The skills I’ve learned along the way is a much longer list since the world is constantly changing and my positions have required additional skills – some that didn’t exist when I graduated from high school – writing, computer and technology literacy, human resources, unions, adaptability and flexibility, budgeting and finance, marketing, sales, food service equipment, product development and testing, cultural diversity, and office politics skills
What advice do you have for others wanting to be just as successful and fulfilled as you?
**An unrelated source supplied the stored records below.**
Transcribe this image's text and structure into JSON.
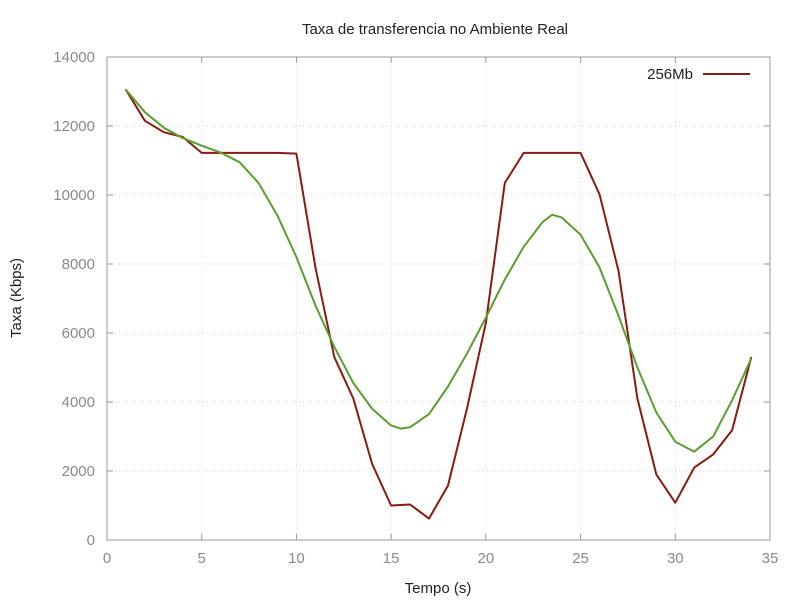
{
  "chart_data": {
    "type": "line",
    "title": "Taxa de transferencia no Ambiente Real",
    "xlabel": "Tempo (s)",
    "ylabel": "Taxa (Kbps)",
    "xlim": [
      0,
      35
    ],
    "ylim": [
      0,
      14000
    ],
    "xticks": [
      0,
      5,
      10,
      15,
      20,
      25,
      30,
      35
    ],
    "yticks": [
      0,
      2000,
      4000,
      6000,
      8000,
      10000,
      12000,
      14000
    ],
    "grid": true,
    "legend_position": "top-right",
    "series": [
      {
        "name": "256Mb",
        "color": "#8b1a10",
        "x": [
          1,
          2,
          3,
          4,
          5,
          6,
          7,
          8,
          9,
          10,
          11,
          12,
          13,
          14,
          15,
          16,
          17,
          18,
          19,
          20,
          21,
          22,
          23,
          24,
          25,
          26,
          27,
          28,
          29,
          30,
          31,
          32,
          33,
          34
        ],
        "y": [
          13050,
          12150,
          11820,
          11680,
          11220,
          11220,
          11220,
          11220,
          11220,
          11200,
          7900,
          5300,
          4100,
          2200,
          1000,
          1030,
          620,
          1580,
          3800,
          6300,
          10350,
          11220,
          11220,
          11220,
          11220,
          10020,
          7800,
          4100,
          1900,
          1080,
          2100,
          2480,
          3180,
          5280
        ]
      },
      {
        "name": "",
        "color": "#5a9e2f",
        "x": [
          1,
          2,
          3,
          4,
          5,
          6,
          7,
          8,
          9,
          10,
          11,
          12,
          13,
          14,
          15,
          15.5,
          16,
          17,
          18,
          19,
          20,
          21,
          22,
          23,
          23.5,
          24,
          25,
          26,
          27,
          28,
          29,
          30,
          31,
          32,
          33,
          34
        ],
        "y": [
          13050,
          12400,
          11950,
          11650,
          11430,
          11230,
          10950,
          10350,
          9400,
          8200,
          6800,
          5600,
          4550,
          3800,
          3320,
          3230,
          3270,
          3650,
          4450,
          5400,
          6450,
          7550,
          8500,
          9220,
          9430,
          9350,
          8850,
          7900,
          6500,
          5000,
          3700,
          2850,
          2560,
          3000,
          4050,
          5250
        ]
      }
    ]
  }
}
1. Never give up! I took the long way to become a dietitian. It was 11 years after I graduated from high school before I became a Registered Dietitian. It was 7 more years until I completed my MBA. However, I was a charter Fellow of the American Dietetic Association (FADA) and am now 1 of 376 FADA in the country!
2. Get involved in some way with your district or state dietetic association; or a dietetic practice group. This will help you build a professional network. I’ve been the president of the district dietetic association, on the nominating committee for a DPG, written articles for multiple DPG newsletters, and will be on the ballot for secretary of NE DPG in 2014.
3. Get involved with organizations outside dietetics to expand your skills. I have a membership in the local chapter of the America Society of Training and Development and their consultants group. I have gained teaching, training, management, and business skills from these associations.
4. Think and do things outside the box! I’ve taken my list of skills and transferred them to many different non-traditional positions. I have a little box in my office that says “Excuse me. Excuse me. Can you get me out of here?” Think about what you really want to do and where you really want to work to get to that dream job. For some people the dream job comes soon and for others it comes later, so be patient and never lose site of your goal. All good things some to those who wait!
5. Work with the future of our profession. Find a way to work with students or interns. Encourage them to succeed and push the status quo to advance the profession. It’s vital to “pay it forward”. The rewards are tremendous for everyone.
If you could be paid for your job with something other than a paycheck, what would it be?
Professional friends around the world, plenty of frequent flyer and hotel points. This way I could travel, share my expertise with the professional friends in that country and the associations they belong to without spending my retirement savings.